Counsel seem not to have read the opinion in Meyerson I, because although "the citizenship of unincorporated associations must be traced through however many layers of partners or members there may be" ( 299 F.3d at 617), their statement does not tell us the identity and citizenship of the partners in the two entities that own Showboat. Far from showing jurisdiction, this statement multiplies the questions by increasing from one to two the number of partnerships whose partners' citizenship matters. What is more, counsel seem not to have read Guaranty National Title, which Meyerson I cited. The jurisdictional statement describes Showboat and each of its constituent partnerships as "an Indiana general partnership", while Guaranty National Title observes: "There is no such thing as `a [state name] limited partnership' for purposes of the diversity jurisdiction. There are only partners, each of which has one or more citizenships. To determine the citizenship . . . we need to know the name and citizenship(s) of its general and limited partners." 101 F.3d at 59.

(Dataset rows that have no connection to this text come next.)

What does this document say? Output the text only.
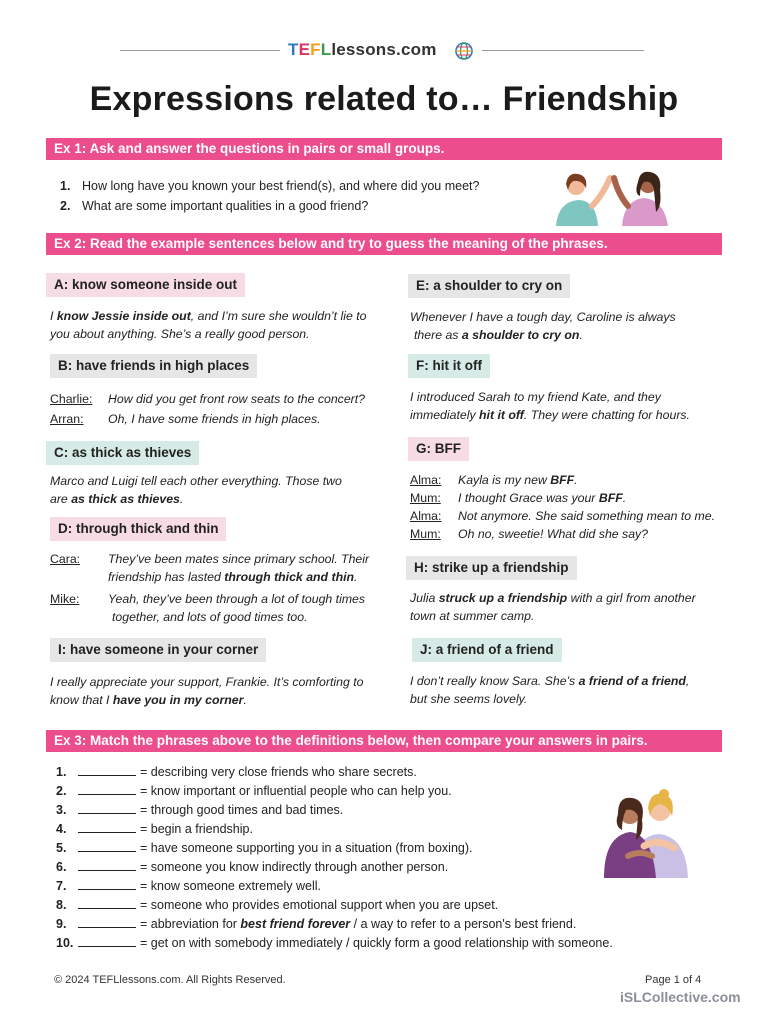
TEFLlessons.com
Expressions related to… Friendship
Ex 1: Ask and answer the questions in pairs or small groups.
1. How long have you known your best friend(s), and where did you meet?
2. What are some important qualities in a good friend?
Ex 2: Read the example sentences below and try to guess the meaning of the phrases.
A: know someone inside out
I know Jessie inside out, and I’m sure she wouldn’t lie to
you about anything. She’s a really good person.
B: have friends in high places
Charlie: How did you get front row seats to the concert?
Arran: Oh, I have some friends in high places.
C: as thick as thieves
Marco and Luigi tell each other everything. Those two
are as thick as thieves.
D: through thick and thin
Cara: They’ve been mates since primary school. Their
friendship has lasted through thick and thin.
Mike: Yeah, they’ve been through a lot of tough times
together, and lots of good times too.
I: have someone in your corner
I really appreciate your support, Frankie. It’s comforting to
know that I have you in my corner.
E: a shoulder to cry on
Whenever I have a tough day, Caroline is always
there as a shoulder to cry on.
F: hit it off
I introduced Sarah to my friend Kate, and they
immediately hit it off. They were chatting for hours.
G: BFF
Alma: Kayla is my new BFF.
Mum: I thought Grace was your BFF.
Alma: Not anymore. She said something mean to me.
Mum: Oh no, sweetie! What did she say?
H: strike up a friendship
Julia struck up a friendship with a girl from another
town at summer camp.
J: a friend of a friend
I don’t really know Sara. She’s a friend of a friend,
but she seems lovely.
Ex 3: Match the phrases above to the definitions below, then compare your answers in pairs.
1.	= describing very close friends who share secrets.
2.	= know important or influential people who can help you.
3.	= through good times and bad times.
4.	= begin a friendship.
5.	= have someone supporting you in a situation (from boxing).
6.	= someone you know indirectly through another person.
7.	= know someone extremely well.
8.	= someone who provides emotional support when you are upset.
9.	= abbreviation for best friend forever / a way to refer to a person's best friend.
10.	= get on with somebody immediately / quickly form a good relationship with someone.
© 2024 TEFLlessons.com. All Rights Reserved.	Page 1 of 4
iSLCollective.com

Counsel's representation that "[n]either Showboat nor any of its aforementioned constituent members are citizens of the state of Michigan" (emphasis added) treats the three partnerships as having state citizenships, although Carden and Guaranty National Title hold that partnerships are not citizens of any state and that only the partners' citizenship matters. This legal error — unfathomable given the observations in Meyerson I addressed to these very lawyers — coupled with the lack of any factual detail about the partners, makes it impossible for us to accept the brief's statement that "Showboat's citizenship is in no other state but Indiana." Indeed, the record shows that this statement is false. An affidavit filed in the district court supplies a few details about Showboat's ownership structure. We learn, for example, that one partner of Showboat Marina Investment Partnership is Showboat Indiana Investment Limited Partnership, and one partner of that partnership is Showboat Operating Co., which according to the affidavit is incorporated in Nevada and has its principal place of business there. So Showboat is a citizen of at least one state other than Indiana. How many more partners there may be, and of what state or states they may be citizens, the record does not reveal.

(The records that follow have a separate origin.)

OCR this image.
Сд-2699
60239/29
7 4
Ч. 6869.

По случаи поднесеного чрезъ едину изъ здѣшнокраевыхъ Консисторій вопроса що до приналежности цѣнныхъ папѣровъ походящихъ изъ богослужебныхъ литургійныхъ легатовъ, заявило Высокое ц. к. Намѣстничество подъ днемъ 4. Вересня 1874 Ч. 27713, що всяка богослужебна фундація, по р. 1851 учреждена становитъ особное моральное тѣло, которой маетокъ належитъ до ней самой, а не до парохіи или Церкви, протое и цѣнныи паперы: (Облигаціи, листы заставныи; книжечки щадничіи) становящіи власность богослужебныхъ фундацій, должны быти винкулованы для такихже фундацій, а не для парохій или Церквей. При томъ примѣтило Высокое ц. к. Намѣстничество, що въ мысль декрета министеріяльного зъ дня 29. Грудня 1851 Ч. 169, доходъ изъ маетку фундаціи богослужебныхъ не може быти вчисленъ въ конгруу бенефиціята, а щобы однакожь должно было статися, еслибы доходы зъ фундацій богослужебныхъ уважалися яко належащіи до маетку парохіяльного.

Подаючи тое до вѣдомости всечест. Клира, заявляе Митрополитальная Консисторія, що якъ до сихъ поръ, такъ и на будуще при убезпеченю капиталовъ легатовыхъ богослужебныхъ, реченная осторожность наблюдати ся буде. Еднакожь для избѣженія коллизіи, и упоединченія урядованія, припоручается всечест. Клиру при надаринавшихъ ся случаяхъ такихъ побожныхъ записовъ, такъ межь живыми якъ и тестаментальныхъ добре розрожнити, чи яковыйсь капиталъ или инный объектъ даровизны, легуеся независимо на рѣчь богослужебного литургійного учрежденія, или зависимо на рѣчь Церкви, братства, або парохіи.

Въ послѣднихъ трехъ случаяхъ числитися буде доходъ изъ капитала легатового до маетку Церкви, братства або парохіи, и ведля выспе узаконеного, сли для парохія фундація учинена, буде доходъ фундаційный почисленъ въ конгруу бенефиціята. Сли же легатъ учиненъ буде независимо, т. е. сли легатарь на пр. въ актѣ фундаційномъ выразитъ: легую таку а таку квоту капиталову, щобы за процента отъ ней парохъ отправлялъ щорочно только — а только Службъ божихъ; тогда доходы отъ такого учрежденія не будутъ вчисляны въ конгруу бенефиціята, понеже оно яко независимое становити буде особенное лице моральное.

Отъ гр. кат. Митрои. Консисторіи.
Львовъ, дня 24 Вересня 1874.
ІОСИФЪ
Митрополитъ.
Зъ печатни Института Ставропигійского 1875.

Anaclerio and Neumeister made to this court a promise that they broke at their very first opportunity, a few weeks later. As we stressed in Meyerson I, all members of our bar must assist the court in enforcing the limits of federal subject-matter jurisdiction. Showboat's lawyers have failed miserably. We see no reason to remand this case for further proceedings to establish all details of Showboat's ownership structure. Showboat removed the case; it bore the burden of establishing diversity of citizenship, but despite multiple opportunities in the district court, the benefit of Meyerson I, and the vows in response to the order to show cause, that has not been accomplished. We gather that Showboat wants to keep its ownership secret. That is its owners' right, but one consequence is lack of access to federal courts under the diversity jurisdiction.
The judgment in this case therefore is vacated, and the case is remanded to the district court with instructions to remand to the state court in which the suit began. As for Anaclerio and Neumeister: we grant them 14 days to show cause why sanctions (not only fines but also suspension from practice) should not be imposed for their egregious disregard of obligations to the court — obligations that stem in part from Rule 28, in part from the statutes limiting the subject-matter jurisdiction of the federal courts, and in part from the promises made last July. This time we will not be so credulous.